牡羊座16度は、明らかに、魚座6度みたいに重要なことにコミットしたからです。
牡羊座16度は、させられたと言った方が正確です。
牡羊座16度が、ちょっとでも不真面目な要素や欲があれば、今も、生きていたでしょう。
サビアン度数牡羊座16度は、「日の入りに踊っている妖精たち」。
この度数は、「個としての自我が覚醒し、光を追いかけた結果、境界を超えてしまう」というテーマを持っています。
主な解釈
「させられた」牡羊座16度
自ら望んだわけではなく、強制的に運命に組み込まれたような感覚。個人の意思よりも、より大きな力(運命、使命、時代)に突き動かされる形です。
「欲や不真面目」があれば生き残った。
これは逆説的ですが、牡羊座16度がもつ純粋すぎるコミットメントの危うさを示しています。
自己犠牲や真っ直ぐすぎる正義感が、結果的に自己の命を縮めるような選択に繋がった可能性も。
対比:魚座6度との関係
魚座6度「正装して行進する将校」
こちらは、自己の意志で責任や使命に臨む度数になります。
自らの意思で重要な場所に立つイメージでしょう。
一方、牡羊座16度は、「巻き込まれた/担がれた」印象があり、自らの選択ではなく、
何か大いなる力によってその場に置かれた感覚があります。
命がけの度数という意味でこの度数にある種の烈しさ・潔さを感じ取っています。
「今も生きていた」という表現は、生き残るための処世術(欲や曖昧さ)を拒絶した結果としての死であり、
(あるいは社会的・精神的死)を意味しています。
肉体的が現実から消えてしまうことも含みます。
この度数を持つ人物像
燃えるような理想と使命感を持つがゆえに、適応や妥協が苦手でしょう。
「魂を賭ける瞬間」に出会いやすいかも知れません。
自我の一部が天に召されるような感覚と結びつきやすい傾向があります。
夕陽の火に召されて ―牡羊座16度の命題
世界の終わりを告げる赤い夕陽の下、踊っているのは誰なのか。
それは一人の青年──名前を「妖精ブラウニー」としよう。
彼は何かを望んだのではない。
ただ、彼は、そこに置かれてしまったのだ。
妖精ブラウニーは何の欲もなく、ただ日々を過ごしていた。
彼が特別だったのは、「何も望んでいなかった」ことだ。
その透明な魂は、ある日、業火の意思によって選ばれた。
それは、彼が生まれ持った牡羊座16度の命題──自我を超えて、火の先にある光へと運命づけられた魂の徴
だった。
お前は、自ら選ぶのではない。
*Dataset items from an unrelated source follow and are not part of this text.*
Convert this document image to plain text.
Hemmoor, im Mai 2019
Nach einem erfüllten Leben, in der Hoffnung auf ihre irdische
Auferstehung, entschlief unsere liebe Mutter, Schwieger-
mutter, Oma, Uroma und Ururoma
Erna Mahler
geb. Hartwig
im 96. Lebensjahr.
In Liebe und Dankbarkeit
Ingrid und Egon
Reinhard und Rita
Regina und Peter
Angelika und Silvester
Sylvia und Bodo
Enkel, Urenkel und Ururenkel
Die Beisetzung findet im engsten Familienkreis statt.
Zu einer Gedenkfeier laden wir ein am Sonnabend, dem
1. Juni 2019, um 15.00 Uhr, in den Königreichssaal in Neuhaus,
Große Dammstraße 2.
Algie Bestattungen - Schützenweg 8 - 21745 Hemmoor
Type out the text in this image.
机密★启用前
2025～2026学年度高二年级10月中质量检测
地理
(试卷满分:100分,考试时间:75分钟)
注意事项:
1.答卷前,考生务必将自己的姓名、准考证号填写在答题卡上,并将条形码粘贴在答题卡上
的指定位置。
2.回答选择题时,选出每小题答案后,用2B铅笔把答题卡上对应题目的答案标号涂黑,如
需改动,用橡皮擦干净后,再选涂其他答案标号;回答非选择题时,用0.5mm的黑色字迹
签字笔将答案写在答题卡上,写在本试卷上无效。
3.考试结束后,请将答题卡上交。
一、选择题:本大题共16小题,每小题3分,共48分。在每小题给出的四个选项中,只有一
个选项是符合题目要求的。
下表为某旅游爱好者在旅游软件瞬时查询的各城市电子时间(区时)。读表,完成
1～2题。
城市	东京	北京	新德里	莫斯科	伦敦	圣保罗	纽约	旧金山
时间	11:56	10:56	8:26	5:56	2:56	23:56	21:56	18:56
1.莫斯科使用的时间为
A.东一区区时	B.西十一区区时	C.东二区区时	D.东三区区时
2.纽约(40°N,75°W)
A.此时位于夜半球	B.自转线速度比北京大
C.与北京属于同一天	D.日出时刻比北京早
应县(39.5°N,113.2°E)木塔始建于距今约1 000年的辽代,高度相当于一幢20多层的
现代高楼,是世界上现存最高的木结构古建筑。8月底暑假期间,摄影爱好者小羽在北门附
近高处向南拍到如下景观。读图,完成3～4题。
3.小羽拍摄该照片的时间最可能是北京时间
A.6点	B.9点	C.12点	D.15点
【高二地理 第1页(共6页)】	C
お前は、選ばれる側だ・・・、このような意思を
妖精ブラウニーに強制した人たちがいた。
それは、親を初めとする周囲の人たちだったかも知れない。
彼の耳には、そう響いた。
だからこそ、彼は歌い踊った。
日の入りに。
この肉体が消えようとも、火に焼かれようとも。
「欲があれば、お前は生き残れた。」
そう告げたのは、魚座6度の将校の霊──かつて自らの意思で戦場を選び、死を超えた者。
将校は言う。
「私は自分の信念で行進した。お前は違う。お前は運命そのものだ。だから、お前は業火から降りられない。」
妖精ブラウニーの心に灯る葛藤。
「だったら……なぜ、踊らなければならない? なぜ、焼かれるとわかっていて、火の中へ?」
答えはない。
踊るしかなかった。
魂が、業火に祈るように。
炎が妖精ブラウニーを包む。
妖精ブラウニーの踊りは、誰の目にも狂気に映る。
けれど、彼の目は澄んでいた。
「生き延びるために、魂を汚すくらいなら、火に還る。」
その言葉を聞いた民衆は、周囲は、狂人と呼んだ。
けれど、一部の者は見ていた。
妖精ブラウニーを好きな人たちは、感じていた。
彼の周囲にだけ、妖精たちが集い、舞っていたことを。
彼は、「日の入りに踊る妖精たち」を見ることができる、唯一の人間だった。
一緒に踊ることが出来る人間だった。
妖精ブラウニーが消えた夜、街の空には火の精霊たちが現れた。
「烈しき魂よ、思いを受け取った。」
そして妖精ブラウニーの火は静かに沈んだ。
それは、理解されず、誰にも模倣できない魂の純度が、世界を一瞬だけ清めた。
人々はやがて忘れる。
だが、彼の魂が灯した火だけは、時を超えて、彼を愛したの記憶に刻まれ続けるだろう。